The artificial
knee joint

The structure of the knee joint

The knee joint connects the bottom of the thighbone (or femur) with the top of the shinbone (or tibia) and enables flexion and extension of the leg. In a healthy knee, the surfaces of these two bones (i.e. where they meet and actually form the joint) are covered in a layer of cartilage which allows for smooth, pain-free sliding. The menisci are crescent-shaped pieces of cartilage that are firmly attached to the top of the tibia but which can move around a little allowing for a small amount of rotation and toggling at the knee. They also absorb both progressive and sudden weight loads. The back of the knee cap (or patella) is also covered with cartilage and slides in a groove on the front of the femur. The joint is surrounded by a soft tissue envelope called the capsule which seals the joint and produces a fluid which nourishes, lubricates as well as enables smooth movement. The knee joint is stabilized by various ligaments and tendons (across the joint and alongside it). The knee cap also provides further stabilizing protection.

Arthritis or arthrosis of the knee

While wear and tear of the cartilage is by far the most common reason for knee replacement surgery, rheumatic conditions (rheumatoid arthritis), metabolic diseases, congenital or acquired malformations as well as injuries are also quite common. The wear mentioned earlier is progressive and as such the joint becomes increasingly painful. Putting weight on it hurts more and walking distance reduces over time. Eventually even resting provides little relief from the pain.

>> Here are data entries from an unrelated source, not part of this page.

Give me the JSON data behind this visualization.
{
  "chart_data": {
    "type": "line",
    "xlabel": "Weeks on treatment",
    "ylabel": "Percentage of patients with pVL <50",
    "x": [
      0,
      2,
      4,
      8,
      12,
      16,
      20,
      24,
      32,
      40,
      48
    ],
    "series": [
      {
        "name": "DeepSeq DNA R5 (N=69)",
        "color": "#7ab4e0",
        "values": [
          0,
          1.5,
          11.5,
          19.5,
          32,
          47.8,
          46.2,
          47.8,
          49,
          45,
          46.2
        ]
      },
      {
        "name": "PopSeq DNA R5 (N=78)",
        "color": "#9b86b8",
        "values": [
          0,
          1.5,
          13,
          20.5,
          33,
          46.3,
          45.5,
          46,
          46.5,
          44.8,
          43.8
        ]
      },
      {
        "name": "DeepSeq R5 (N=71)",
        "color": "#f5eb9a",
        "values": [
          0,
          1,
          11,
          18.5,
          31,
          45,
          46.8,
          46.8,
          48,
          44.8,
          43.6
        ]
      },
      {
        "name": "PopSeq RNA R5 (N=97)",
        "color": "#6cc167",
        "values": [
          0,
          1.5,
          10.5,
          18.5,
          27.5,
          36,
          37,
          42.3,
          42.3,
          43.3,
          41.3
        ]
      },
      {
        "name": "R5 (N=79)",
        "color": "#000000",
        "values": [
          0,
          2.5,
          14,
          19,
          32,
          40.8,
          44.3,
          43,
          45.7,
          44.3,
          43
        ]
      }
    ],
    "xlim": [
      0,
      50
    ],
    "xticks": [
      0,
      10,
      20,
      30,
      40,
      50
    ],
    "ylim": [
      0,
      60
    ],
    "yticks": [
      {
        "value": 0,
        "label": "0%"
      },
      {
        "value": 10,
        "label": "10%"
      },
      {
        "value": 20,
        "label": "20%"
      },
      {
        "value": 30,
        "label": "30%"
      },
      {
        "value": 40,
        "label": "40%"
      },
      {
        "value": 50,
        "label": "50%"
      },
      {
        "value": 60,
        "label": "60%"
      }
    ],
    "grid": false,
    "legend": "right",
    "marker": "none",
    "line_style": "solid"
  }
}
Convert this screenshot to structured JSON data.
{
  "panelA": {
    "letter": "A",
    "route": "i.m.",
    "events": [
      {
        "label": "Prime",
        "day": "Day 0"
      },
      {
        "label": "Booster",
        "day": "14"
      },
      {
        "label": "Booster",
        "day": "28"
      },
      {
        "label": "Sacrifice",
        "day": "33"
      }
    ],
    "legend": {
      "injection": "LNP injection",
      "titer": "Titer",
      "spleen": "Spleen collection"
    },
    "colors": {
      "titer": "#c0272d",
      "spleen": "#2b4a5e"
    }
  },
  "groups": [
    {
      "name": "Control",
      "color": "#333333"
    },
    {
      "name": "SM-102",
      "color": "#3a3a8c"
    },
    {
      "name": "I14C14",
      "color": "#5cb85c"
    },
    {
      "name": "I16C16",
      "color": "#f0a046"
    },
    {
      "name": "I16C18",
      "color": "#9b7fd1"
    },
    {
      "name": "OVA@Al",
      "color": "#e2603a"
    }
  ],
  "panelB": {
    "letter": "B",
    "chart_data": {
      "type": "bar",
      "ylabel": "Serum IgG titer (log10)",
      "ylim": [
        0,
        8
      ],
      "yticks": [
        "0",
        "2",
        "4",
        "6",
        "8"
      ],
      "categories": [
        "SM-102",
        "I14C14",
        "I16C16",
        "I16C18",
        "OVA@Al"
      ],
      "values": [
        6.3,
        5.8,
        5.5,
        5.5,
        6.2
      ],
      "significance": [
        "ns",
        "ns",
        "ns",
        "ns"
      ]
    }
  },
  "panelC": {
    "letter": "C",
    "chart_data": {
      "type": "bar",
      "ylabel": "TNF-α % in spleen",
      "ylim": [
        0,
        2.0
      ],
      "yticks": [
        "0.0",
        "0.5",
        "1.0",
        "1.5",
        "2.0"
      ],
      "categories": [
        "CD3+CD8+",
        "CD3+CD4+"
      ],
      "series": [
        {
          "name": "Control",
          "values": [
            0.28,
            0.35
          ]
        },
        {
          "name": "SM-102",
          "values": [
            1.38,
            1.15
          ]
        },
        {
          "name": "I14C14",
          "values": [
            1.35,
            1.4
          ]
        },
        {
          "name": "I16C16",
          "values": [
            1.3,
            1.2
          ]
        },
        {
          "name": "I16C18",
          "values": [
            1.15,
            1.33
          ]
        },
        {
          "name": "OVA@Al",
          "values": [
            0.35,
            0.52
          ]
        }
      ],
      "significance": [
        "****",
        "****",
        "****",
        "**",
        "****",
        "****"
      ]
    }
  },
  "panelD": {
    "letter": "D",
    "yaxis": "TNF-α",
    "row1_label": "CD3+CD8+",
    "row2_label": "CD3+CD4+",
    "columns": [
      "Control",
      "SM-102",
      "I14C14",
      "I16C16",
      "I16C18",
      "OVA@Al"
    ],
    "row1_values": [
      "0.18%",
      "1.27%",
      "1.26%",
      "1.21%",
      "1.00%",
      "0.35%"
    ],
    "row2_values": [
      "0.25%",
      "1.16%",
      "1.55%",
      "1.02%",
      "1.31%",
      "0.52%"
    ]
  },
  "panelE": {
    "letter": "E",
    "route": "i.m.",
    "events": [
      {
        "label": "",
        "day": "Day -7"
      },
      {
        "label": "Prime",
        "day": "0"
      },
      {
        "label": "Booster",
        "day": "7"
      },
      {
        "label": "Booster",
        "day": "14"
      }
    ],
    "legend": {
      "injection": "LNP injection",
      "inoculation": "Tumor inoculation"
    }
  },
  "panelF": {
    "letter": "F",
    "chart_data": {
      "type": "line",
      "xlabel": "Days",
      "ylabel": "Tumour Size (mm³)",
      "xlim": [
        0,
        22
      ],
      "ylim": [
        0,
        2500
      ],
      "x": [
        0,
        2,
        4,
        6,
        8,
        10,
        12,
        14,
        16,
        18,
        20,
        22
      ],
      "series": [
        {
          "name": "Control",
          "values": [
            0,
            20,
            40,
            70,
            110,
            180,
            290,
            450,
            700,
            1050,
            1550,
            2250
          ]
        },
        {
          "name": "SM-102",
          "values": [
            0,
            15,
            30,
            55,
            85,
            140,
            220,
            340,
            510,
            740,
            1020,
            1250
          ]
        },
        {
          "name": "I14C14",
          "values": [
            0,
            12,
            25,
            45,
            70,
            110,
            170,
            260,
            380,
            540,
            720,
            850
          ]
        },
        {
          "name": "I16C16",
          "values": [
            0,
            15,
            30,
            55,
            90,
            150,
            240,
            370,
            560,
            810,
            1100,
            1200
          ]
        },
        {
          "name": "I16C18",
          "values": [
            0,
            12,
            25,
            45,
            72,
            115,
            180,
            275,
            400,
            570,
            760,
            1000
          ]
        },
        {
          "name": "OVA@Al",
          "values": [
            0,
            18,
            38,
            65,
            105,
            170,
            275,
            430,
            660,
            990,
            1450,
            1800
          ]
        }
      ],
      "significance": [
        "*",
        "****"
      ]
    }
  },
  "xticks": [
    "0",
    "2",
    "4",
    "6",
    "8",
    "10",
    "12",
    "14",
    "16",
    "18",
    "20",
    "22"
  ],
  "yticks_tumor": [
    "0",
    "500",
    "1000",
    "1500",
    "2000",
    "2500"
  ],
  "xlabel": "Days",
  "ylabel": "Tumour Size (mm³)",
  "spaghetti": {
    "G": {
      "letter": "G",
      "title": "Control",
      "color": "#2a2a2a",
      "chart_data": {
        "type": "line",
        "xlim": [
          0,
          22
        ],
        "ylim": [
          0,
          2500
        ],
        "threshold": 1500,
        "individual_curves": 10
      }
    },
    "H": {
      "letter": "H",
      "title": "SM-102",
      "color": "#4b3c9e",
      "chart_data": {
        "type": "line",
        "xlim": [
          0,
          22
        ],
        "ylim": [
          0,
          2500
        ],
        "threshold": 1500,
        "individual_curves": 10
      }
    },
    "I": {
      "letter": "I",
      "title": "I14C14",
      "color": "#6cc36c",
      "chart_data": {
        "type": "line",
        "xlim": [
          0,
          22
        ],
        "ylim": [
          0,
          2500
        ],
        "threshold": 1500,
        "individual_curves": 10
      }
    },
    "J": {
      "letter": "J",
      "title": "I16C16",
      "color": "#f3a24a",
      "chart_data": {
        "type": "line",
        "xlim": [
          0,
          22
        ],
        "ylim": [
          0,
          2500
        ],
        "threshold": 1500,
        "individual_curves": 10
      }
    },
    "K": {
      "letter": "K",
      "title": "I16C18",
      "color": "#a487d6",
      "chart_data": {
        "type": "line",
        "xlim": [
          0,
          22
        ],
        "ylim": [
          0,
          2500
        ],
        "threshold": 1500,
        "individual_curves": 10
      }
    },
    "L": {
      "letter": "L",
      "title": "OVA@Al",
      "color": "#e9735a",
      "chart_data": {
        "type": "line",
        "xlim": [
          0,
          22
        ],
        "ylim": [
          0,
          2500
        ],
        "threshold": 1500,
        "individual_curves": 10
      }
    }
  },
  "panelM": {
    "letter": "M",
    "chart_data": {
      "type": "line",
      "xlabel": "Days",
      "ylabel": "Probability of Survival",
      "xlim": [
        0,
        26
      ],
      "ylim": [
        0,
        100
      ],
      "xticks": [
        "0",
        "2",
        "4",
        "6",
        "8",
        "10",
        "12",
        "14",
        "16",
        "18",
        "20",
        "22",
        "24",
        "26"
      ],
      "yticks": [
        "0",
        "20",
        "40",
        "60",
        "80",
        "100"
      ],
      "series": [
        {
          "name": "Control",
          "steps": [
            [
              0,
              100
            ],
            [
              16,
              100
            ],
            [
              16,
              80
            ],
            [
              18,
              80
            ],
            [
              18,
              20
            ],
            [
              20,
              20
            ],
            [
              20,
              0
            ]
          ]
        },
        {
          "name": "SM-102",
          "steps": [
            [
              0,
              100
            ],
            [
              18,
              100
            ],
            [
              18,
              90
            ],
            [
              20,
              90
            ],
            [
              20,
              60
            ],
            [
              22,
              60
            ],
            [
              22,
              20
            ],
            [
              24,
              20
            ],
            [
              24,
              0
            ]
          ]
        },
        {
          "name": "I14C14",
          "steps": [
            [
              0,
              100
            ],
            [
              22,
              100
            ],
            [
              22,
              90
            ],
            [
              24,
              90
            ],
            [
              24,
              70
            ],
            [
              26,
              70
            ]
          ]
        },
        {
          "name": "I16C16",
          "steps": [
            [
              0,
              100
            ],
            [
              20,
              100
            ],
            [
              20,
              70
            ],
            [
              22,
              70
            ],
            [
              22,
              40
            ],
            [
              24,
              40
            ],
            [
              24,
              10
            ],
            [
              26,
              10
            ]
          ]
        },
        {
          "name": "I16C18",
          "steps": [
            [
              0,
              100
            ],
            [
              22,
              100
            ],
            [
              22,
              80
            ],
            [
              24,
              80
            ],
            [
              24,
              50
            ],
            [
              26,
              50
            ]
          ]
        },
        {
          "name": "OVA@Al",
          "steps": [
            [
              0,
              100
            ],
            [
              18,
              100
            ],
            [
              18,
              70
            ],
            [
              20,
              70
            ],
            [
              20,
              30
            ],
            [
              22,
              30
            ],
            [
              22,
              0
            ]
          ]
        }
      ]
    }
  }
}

The replacement of the knee joint

Since the worn or damaged cartilage cannot be restored an arthritic knee is often replaced by artificial components. During the surgery the surfaces that should be covered with cartilage are completely replaced with a femoral component on the thighbone and a tibial component on the shinbone. Depending on bone quality, body weight and physical activity of the patient the components are either fixed with or without cement to the bone. A sliding surface composed of polyethylene is inserted between the tibial and femoral components. In order to increase the durability of the components, special metal alloys are used, which are provided with a ceramic coating in some systems. This ceramic coating also allows for treatment of patients suffering from certain metal sensitivities.


The operation

The extent of the arthritis and suitability for replacement is determined via radiographs (or x-rays) beforehand. These images are also used for planning the surgery and any special equipment that may be needed. The procedure itself is totally pain-free whether it is done under a general anaesthetic (where the patient is unconscious) or under a spinal anaesthesia (where the patient is sedated but awake). Surgery times vary but typically range from 60 minutes to 140 minutes. Once in the operating room, the joint is opened (or exposed) and the cartilage is completely removed from the top of the tibia and the bottom of the femur. Small bony deformities can also be removed at this stage. The bones are prepared very precisely using special instruments and templates. Subsequently, the metal femoral and tibial components are accurately implanted as well as the polyethylene inlay which separates them and tensions the joint appropriately. The components are usually fixed with bone cement but sometimes cementless devices (with special coatings) are used. If necessary the back of the kneecap (patella) is also replaced with a polyethylene component. The mobility of the new joint is tested and examined, before the tissue is closed and a drain (which is removed 2-4 days later) for the wound secretions may also be inserted. The skin stitches or staples are removed after 12 to 14 days.

Possible complications

Apart from the general operation risks such as bleeding, postoperative haemorraging and infection, there are also special complications that can occur during and after the operation. Even with most meticulous surgical techniques the risk of damage to large blood vessels and nerves must not be ignored. The endoprostheses can loosen, the leg length can differ, and in very rare cases there is also the possibilty of dislocation. Sometimes blood transfusions become necessary. However, usually blood saving techniques and systems are implemented for re-infusion (Cellsaver method). Any lost blood is collected, cleaned and returned to the patient after the operation. In this way, foreign blood transfusion, and thus the dangers of becoming infected with hepatitis or HIV (AIDS) can be significantly decreased. For patients who initially cannot be fully mobilized after an operation, an increased risk of deep vein thrombosis (DVT) exists. This risk is reduced with the implementation of patient physiotherapy, as well as with the regulation of antithrombotic stockings and blood thinning medication.

Postoperative care

Exercise is introduced on the first day after the operation as the risk of complications is lowered by this early mobilisation. If a cemented prosthesis was implanted, the leg can immediately accept the patient’s full weight; in the case of a cementless implantation, the operated leg may only take partial body weight for a period of approximately six weeks. Mobility is regained within a few months. All sports,which are joint gentle, are allowed, for example swimming, cycling, dancing, cross-country skiing, golf and gymnastics. Extreme sports such as alpine skiing, squash and heavy lifting must be renounced. Obesity and being overweight can impair the lifespan of the implant. Intensive physiotherapy promotes the mobility and structure of the muscles. The rehabilitation measures co-ordinated by the surgeon and the physiotherapist are of great importance for a successful operation and a rapid recovery of the patient. The active cooperation of the patient greatly assists in the fast achievement of this goal.